Scheint aber nicht für Windows CE zu sein. ;P

Gibt es einen Gameboy-/NES-/...-Emulator für meinen PPC?

mysql_fetch_array, eventuel ist in der Liste dort was brauchbares für dich dabei..


----------



## AnTi-do (25. Oktober 2006)

Hi
Ich kann jetzt nicht garantieren ob das funktioniert, aber du könntest doch einfach eine
normale emu nehmen und auf dein PDA drauf haun.Dann noch nen Rom deiner wahl und dann damit zocken =).


Falls du noch ne emu oder so brauchst kannst  du da http://www.n-roms.de mal gucken


----------



## Hookah (20. März 2007)

Also es gibt einen emu für Pda´s und zwar 
PocketGB

aber genaueres weiß ich nicht, ich weiß nicht ob der nur alte GB games abspielt oder auf GBA Games. Quäl einfach Google mit der Frage.

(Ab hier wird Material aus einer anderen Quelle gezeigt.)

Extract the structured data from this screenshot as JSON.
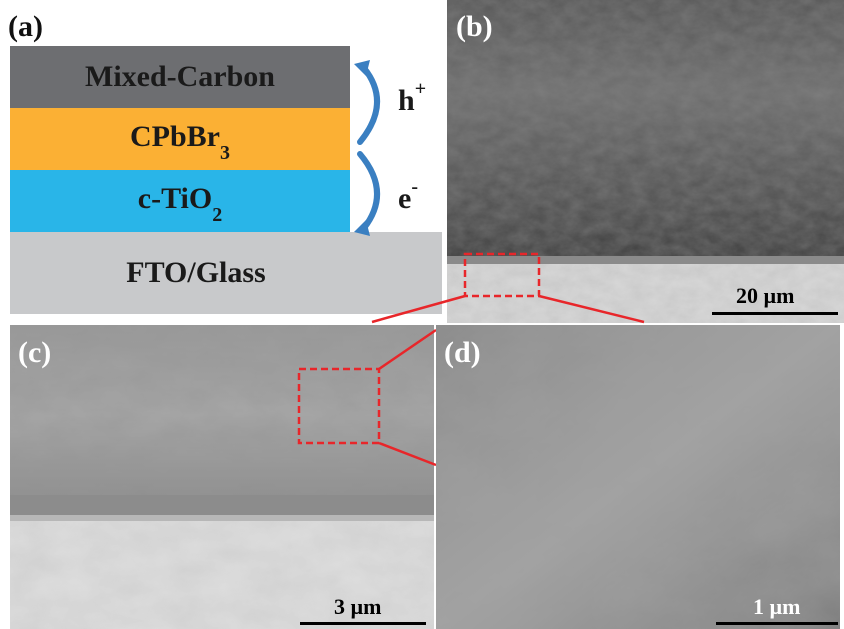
{
  "panels": {
    "a": {
      "label": "(a)",
      "layers": {
        "carbon": "Mixed-Carbon",
        "perovskite_main": "CPbBr",
        "perovskite_sub": "3",
        "tio2_main": "c-TiO",
        "tio2_sub": "2",
        "fto": "FTO/Glass"
      },
      "carriers": {
        "hole_main": "h",
        "hole_sup": "+",
        "electron_main": "e",
        "electron_sup": "-"
      },
      "colors": {
        "carbon": "#6d6e71",
        "perovskite": "#fbb034",
        "tio2": "#29b5e8",
        "fto": "#c8c9cb",
        "arrow": "#3a7fc1"
      }
    },
    "b": {
      "label": "(b)",
      "scale": "20 µm"
    },
    "c": {
      "label": "(c)",
      "scale": "3 µm"
    },
    "d": {
      "label": "(d)",
      "scale": "1 µm"
    }
  },
  "colors": {
    "zoom_box": "#e8262a"
  }
}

Wenn es nicht unbedingt GB Games sein müssen dann schau mal bei 

http://www.pocketpc-spiele.de/

vorbei.

Ich hoffe ich konnte helfen.

mfG

Edit: Gar nicht gesehen das das Thema schon älter ist. Aber könnte ja für andere noch interessant sein.


----------



## besman (13. November 2007)

Hey Kann mir einer etwas wichtiges erkl#ren, also wenn ich auf MeBoy Builder klicke kann ich Add ROM machen, dann wenn ich z.b irgendein rom download und zu ROMs adden will, dann gehts nicht 

BITTE HILFT mir dann steht: [Name von Game] does not seem to be valid , and it will not been included in the MeBoy.jar file

Bitte hilft mirrr
Ich will hald spiele auf mein handy spielen


----------